The collapse of former President Obasanjo’s third term project was the turning point in their relationship. Atiku was opposed to the amendment of the constitution to remove term limits to enable Obasanjo continue in office. The former Vice President refused to lend his hands to that illegal effort to tamper with the constitution.
Like a bear with a sore head, Obasanjo perceived Atiku’s audacity to oppose the third term project as a declaration of war. He furiously moved against Atiku by declaring his office vacant. He sacked Atiku like an ordinary civil servant, despite the fact that they were voted on a common ticket.
When the battle moved to the courts, Obasanjo was told in no uncertain terms that he had no powers to sack his Vice President like an ordinary appointee or civil servant. Atiku resorted to the courts because he believed in the constitution, and his commitment to these principles had ultimately helped him to survive Obasanjo’s onslaught.
One of the major virtues of a democrat is the commitment to equity, justice and fairness. Throughout his political struggles, Atiku Abubakar has always indentified himself with justice, equity and fairness in the distribution of resources and appointments. During the 1994-1995 constitutional conference, Atiku Abubakar and his late mentor General Shehu Yar’Adua were among the sponsors of the motion to increase the allocation to the Niger Delta oil producing region from 2% to 13% on the basis of derivation principle. Therefore, Atiku’s commitment to restructuring for a fairer political union didn’t start today. Unlike his political opponents who flip-flop on restructuring, Atiku has been constant on making our federal system fairer. The real opportunists are his critics who advocated restructuring yesterday and abandoned it today because they are now in government.
The agitation for restructuring is a reality and no sincere politician can pretend that this reality doesn’t exist. Implementing restructuring demands courage and commitment. Atiku Abubakar has demonstrated that commitment and sincerity. Restructuring requires a leader who is imbued with a sense of justice.
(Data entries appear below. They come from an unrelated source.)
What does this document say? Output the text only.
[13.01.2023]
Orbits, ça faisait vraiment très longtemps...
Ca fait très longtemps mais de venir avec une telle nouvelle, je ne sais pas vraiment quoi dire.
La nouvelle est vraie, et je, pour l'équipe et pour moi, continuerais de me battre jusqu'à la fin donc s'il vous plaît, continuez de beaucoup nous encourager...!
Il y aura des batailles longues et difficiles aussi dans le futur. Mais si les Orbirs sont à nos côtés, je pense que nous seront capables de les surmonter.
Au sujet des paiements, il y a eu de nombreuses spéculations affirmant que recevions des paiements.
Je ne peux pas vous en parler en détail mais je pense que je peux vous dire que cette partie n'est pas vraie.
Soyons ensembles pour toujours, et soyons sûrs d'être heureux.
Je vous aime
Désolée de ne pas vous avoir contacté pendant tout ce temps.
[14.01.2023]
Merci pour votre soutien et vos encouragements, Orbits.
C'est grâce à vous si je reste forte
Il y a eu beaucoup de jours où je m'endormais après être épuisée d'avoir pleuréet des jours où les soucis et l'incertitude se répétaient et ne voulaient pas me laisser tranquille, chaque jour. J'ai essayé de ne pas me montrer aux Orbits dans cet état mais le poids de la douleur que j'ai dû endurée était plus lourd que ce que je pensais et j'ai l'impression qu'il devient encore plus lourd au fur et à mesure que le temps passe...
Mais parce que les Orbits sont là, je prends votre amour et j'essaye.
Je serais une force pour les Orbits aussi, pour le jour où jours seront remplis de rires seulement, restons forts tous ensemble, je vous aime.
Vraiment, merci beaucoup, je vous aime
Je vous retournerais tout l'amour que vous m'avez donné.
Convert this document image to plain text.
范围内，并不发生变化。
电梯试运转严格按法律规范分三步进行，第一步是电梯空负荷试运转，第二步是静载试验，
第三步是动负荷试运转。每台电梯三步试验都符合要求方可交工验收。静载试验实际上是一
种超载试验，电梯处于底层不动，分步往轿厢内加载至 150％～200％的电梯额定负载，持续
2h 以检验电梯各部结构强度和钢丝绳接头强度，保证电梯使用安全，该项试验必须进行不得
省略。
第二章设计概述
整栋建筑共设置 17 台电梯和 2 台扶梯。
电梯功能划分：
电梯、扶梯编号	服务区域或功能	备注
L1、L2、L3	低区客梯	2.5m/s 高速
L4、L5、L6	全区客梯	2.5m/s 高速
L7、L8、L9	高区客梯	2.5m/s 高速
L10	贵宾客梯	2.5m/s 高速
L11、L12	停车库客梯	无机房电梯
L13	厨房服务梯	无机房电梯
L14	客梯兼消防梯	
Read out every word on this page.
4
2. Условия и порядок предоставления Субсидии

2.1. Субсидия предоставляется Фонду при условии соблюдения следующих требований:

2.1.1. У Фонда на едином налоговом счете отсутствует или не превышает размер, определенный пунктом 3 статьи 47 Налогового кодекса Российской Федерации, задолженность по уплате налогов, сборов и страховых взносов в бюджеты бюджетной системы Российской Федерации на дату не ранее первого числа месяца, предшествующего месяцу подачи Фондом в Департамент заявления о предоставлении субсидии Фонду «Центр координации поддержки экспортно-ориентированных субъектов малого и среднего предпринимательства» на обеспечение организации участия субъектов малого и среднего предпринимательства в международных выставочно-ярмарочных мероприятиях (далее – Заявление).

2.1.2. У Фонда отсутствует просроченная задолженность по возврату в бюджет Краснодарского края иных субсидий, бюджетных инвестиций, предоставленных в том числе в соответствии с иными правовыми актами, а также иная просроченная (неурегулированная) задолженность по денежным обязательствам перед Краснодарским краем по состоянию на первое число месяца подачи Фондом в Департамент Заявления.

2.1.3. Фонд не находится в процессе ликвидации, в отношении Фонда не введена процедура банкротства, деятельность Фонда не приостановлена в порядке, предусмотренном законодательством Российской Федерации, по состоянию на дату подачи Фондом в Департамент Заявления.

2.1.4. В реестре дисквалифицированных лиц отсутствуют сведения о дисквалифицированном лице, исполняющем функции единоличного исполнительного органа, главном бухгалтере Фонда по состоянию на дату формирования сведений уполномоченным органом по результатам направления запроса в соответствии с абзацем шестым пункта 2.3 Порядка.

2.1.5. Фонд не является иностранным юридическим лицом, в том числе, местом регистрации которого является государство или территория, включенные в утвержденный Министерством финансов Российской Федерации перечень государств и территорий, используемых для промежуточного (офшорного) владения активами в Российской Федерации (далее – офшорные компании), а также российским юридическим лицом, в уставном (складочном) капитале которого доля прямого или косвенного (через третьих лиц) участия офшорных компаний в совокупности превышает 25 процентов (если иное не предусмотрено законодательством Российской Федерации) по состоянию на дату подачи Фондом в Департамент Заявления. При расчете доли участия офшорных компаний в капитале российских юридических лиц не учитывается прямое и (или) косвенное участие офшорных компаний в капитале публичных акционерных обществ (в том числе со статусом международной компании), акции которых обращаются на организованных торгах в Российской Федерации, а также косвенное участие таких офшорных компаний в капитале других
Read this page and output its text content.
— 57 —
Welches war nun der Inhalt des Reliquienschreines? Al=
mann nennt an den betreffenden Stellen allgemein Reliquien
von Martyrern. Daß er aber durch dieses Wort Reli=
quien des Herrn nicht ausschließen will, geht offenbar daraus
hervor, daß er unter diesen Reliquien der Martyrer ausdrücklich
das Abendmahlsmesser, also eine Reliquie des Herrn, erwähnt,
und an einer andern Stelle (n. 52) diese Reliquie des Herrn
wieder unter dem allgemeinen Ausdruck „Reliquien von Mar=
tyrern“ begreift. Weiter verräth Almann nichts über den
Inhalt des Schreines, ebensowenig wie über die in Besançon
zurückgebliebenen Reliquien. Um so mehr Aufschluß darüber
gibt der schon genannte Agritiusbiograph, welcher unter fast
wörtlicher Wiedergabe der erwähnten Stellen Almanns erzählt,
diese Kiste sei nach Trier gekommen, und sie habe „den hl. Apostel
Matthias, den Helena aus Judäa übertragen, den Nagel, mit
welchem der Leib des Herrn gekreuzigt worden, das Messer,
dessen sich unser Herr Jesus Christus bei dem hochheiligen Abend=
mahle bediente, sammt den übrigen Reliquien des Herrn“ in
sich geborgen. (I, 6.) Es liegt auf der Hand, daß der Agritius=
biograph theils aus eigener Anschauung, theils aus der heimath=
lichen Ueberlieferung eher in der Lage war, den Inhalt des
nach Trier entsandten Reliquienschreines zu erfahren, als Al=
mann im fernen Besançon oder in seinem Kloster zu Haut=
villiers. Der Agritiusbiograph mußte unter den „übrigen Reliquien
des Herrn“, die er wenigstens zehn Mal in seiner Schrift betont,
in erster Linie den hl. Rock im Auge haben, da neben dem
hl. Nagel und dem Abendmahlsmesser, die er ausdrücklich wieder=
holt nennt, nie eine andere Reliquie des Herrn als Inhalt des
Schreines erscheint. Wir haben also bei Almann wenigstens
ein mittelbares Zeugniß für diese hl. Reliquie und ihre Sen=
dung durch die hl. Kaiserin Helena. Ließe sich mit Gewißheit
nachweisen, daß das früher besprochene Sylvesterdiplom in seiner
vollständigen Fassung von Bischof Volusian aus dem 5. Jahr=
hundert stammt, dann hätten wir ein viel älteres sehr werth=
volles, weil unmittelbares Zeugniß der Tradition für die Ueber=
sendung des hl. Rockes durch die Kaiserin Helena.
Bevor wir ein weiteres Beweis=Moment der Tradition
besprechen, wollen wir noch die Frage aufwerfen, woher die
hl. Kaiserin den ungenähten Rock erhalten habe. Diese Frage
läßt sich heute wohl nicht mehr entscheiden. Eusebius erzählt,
Atiku has demonstrated this commitment to justice throughout his political career and public appointments.
As a former Vice President, he appointed Nigerians from all parts of the country to work with him. Nigeria requires a leader who is committed to equity, and only a man with this commitment can be trusted to carry out the restructuring of Nigeria. Creating a sense of belonging will make Nigerians more united and respectful of one another. Separatist tendencies persist because the country’s leaders are not sincere about restructuring.
Atiku Abubakar, unlike other politicians, is more committed to this issue because he believes that it cannot be swept under the carpet. Nigeria’s unity is under strain, people are losing faith in the fairness of our federal system. We can only ignore restructuring at our own peril. We need someone who is ready to pick up the gauntlet and deal with this challenge. Atiku Abubakar is so far the only politician with well-articulated strategy and programme to implement the restructuring agenda. While other politicians are playing politics with the issue, Atiku is committed to it with the deepest sincerity and enthusiasm.
Nigeria is currently at crossroads in terms of its unity. Trust is severely under threat and when people cannot trust one another, it means that equity and justice are missing. Atiku’s unifying mission is to restore trust among Nigerians in order to make our federal system work fairly for the interest of all. Democracy may be a game of numbers, but equity is the life and soul of democracy. Democracy means protecting the interests of the smallest and weakest members of the union. Atiku Abubakar is currently the only politician in whom I see the hope that Nigeria has a great opportunity to restore trust by building a country that thrives on justice and equity.
- Zagga is an Abuja based political analyst.